LIVRE ET ROMAN AUX XXe et XXIe SIÈCLES
Éloge de l’émerveillement ou lucidité désenchantée ? Le mythe du Livre-origine dans la littérature de jeunesse contemporaine

Laurent Bazin, Université de Versailles Saint-Quentin-en-Yvelines


Cette fois, elle en était sûre, c’était bien LE livre.i

La littérature de jeunesse n’a pas toujours bonne presse dans l’enceinte académique, et l’on pourrait s’étonner de voir évoquer des romans pour adolescents dans un colloque placé sous les nobles auspices de la théologie et de l’herméneutique. Il s’agit pourtant d’un objet d’études doublement légitime : en termes économiques, la littérature de jeunesse est une réalité devenue incontournable qui structure en profondeur l’activité éditoriale à l’échelle mondiale  (pour mémoire, le nombre de titres publiés chaque année en France équivaut peu ou prou les titres en littérature générale) ; en termes sociologiques, elle constitue un indicateur puissant des pratiques de lecture et, à ce titre, un formidable révélateur des représentations collectives. C’est cet aspect qui retiendra ici notre attention, considérant que les productions contemporaines déploient des corpus représentatifs non seulement de tendances de société, mais aussi de l’imaginaire des jeunes générations autant que des auteurs qui y contribuent.

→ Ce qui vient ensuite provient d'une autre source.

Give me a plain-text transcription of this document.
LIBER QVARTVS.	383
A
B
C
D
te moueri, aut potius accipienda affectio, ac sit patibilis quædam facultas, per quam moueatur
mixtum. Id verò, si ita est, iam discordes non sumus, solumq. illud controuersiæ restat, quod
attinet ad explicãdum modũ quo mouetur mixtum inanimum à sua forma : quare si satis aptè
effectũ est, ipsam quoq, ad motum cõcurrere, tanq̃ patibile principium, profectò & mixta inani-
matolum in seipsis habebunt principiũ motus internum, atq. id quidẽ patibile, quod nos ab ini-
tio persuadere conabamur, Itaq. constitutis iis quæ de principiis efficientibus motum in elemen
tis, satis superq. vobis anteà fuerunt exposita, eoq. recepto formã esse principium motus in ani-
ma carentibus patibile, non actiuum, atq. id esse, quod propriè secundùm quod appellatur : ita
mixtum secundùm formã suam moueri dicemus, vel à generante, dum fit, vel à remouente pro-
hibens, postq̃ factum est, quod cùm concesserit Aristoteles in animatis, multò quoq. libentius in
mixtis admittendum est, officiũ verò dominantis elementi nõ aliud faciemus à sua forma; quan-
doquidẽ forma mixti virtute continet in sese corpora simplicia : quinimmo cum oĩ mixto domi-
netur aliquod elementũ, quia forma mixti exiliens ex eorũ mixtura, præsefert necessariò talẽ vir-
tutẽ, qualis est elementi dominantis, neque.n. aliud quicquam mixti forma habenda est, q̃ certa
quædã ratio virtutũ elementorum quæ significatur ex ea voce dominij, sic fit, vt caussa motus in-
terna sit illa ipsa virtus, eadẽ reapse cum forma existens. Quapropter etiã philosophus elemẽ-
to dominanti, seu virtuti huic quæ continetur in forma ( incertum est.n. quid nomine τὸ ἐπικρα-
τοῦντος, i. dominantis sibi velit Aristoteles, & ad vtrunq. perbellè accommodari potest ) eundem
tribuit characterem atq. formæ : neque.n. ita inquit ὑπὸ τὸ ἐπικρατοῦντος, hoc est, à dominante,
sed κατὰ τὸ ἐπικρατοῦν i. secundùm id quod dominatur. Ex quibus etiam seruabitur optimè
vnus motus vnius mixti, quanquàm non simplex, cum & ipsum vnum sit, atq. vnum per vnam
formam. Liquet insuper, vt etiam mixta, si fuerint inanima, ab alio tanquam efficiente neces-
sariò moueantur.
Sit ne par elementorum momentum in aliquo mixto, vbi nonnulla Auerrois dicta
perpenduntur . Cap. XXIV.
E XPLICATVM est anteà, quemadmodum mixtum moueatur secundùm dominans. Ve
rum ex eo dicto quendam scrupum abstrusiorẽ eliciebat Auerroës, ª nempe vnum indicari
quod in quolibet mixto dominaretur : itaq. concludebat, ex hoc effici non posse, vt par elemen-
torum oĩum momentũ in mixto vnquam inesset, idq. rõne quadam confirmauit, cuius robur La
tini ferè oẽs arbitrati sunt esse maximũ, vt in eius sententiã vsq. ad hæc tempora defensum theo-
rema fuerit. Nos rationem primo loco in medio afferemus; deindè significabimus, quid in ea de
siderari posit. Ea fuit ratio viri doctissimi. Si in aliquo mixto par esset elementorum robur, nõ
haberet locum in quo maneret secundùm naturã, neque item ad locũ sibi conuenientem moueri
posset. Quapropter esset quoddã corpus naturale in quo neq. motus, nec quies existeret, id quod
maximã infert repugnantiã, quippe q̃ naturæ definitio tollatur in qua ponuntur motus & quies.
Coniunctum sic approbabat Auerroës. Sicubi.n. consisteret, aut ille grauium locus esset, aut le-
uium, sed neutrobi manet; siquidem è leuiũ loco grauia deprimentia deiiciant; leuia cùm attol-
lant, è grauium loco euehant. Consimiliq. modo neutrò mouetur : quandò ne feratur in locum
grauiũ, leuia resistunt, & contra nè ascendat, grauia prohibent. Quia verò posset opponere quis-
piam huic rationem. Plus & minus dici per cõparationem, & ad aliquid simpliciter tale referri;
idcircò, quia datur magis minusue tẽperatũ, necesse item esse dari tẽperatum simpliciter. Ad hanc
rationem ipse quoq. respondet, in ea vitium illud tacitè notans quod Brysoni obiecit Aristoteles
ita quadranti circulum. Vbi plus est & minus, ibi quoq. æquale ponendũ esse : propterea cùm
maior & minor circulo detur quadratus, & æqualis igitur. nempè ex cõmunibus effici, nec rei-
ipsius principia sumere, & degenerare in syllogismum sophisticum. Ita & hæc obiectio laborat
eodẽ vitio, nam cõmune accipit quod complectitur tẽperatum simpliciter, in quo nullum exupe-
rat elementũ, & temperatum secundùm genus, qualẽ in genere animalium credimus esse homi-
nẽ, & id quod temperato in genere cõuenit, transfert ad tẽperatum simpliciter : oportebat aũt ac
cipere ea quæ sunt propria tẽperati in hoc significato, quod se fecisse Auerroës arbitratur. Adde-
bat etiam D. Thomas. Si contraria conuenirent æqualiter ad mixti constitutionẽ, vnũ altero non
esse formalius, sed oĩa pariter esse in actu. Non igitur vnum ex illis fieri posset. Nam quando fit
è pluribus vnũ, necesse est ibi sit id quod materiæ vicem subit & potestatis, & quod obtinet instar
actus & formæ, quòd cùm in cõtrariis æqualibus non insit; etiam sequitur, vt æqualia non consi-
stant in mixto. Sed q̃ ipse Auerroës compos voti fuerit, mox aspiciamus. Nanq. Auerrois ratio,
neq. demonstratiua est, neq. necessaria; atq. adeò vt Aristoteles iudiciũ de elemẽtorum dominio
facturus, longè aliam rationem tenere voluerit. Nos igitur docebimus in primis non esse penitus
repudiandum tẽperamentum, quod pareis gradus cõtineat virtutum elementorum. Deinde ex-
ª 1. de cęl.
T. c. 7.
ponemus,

On ne saurait dès lors mésestimer la récurrence de certains motifs dans les histoires pour la jeunesse, surtout quand ces figures constituent des schèmes structurants de la pensée sinon de l’inconscient. Il est ainsi significatif de constater que le thème du Livre fondateur, initié dès 1979 par L’histoire sans fin de Michael Ende, occupe une place explicite dans plusieurs romans récents : ainsi et entre autres Le Livre des étoiles (L’Homme, 2001), La clé des sources (Bardill, 2001), la trilogie Cœur d’encre (Funke, 2003), la trilogie Un nouveau monde (Fontaine, 2003), Les chroniques de l’imaginarium geographica (Owen, 2006), Le livre des choses perdues (Connolly, 2007), la trilogie Aerkaos (Payet, 2007) ou encore le cycle Les cavaliers de lumière (Aubert et Cavali, 2008). L’objet de cette présentation sera donc de dresser la cartographie d’un motif aussi obsessionnel ; ce sera aussi et surtout d’étudier les modalités et les raisons possibles de cette récurrence dans le paysage de la littérature pour adolescents.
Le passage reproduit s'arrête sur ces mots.